Taking this, a quick workaround appeared in my mind. In my case CLOB column temporary_quote.tmp_quote contained not so long pieces of text, 6K at maximum. It was possible to declare a local variable with VARCHAR2(32768), assign CLOB column content to it, and just do the same parsing but with local VARCHAR2 variable.
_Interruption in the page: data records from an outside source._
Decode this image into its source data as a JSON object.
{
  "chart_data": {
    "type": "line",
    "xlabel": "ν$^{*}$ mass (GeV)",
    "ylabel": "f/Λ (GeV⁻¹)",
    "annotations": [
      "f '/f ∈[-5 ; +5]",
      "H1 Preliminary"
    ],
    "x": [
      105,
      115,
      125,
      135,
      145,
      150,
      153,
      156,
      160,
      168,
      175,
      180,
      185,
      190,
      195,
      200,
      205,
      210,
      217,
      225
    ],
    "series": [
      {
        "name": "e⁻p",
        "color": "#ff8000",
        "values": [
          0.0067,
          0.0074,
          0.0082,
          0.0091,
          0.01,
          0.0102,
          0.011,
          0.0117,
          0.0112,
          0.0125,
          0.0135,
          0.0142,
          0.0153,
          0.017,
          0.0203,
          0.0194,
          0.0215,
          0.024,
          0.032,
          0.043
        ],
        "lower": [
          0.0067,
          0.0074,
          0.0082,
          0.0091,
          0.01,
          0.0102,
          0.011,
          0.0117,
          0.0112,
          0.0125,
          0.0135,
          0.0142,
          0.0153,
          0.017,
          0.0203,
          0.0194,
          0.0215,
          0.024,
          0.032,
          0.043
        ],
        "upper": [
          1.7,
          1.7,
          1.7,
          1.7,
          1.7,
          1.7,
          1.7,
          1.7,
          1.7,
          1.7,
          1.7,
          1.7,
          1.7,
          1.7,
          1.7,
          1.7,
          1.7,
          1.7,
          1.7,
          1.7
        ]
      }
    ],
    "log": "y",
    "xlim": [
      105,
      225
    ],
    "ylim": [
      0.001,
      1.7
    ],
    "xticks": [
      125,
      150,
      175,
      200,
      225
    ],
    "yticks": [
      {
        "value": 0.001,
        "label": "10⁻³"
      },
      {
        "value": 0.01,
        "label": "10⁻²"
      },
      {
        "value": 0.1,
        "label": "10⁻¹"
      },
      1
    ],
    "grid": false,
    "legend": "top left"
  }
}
See below Tomas Kyte's RUNSTATS utility style comparison for CLOB manipulation part of the report. Run1 is the original approach, Run2 is using a varchar2 local variable. The difference is huge!

Statistic                                     Run1             Run2
---------------------------------- --------------- ----------------
Elapsed (santisec)...............:          124349              743
CPU (santisec)...................:           69551              404

One more thing. If you have noted that CPU time is much smaller than elapsed time, it is not due to some IO waiting time or similar. All these experiments were conducted on AIX Power 7 server. So, this article gives some explanation.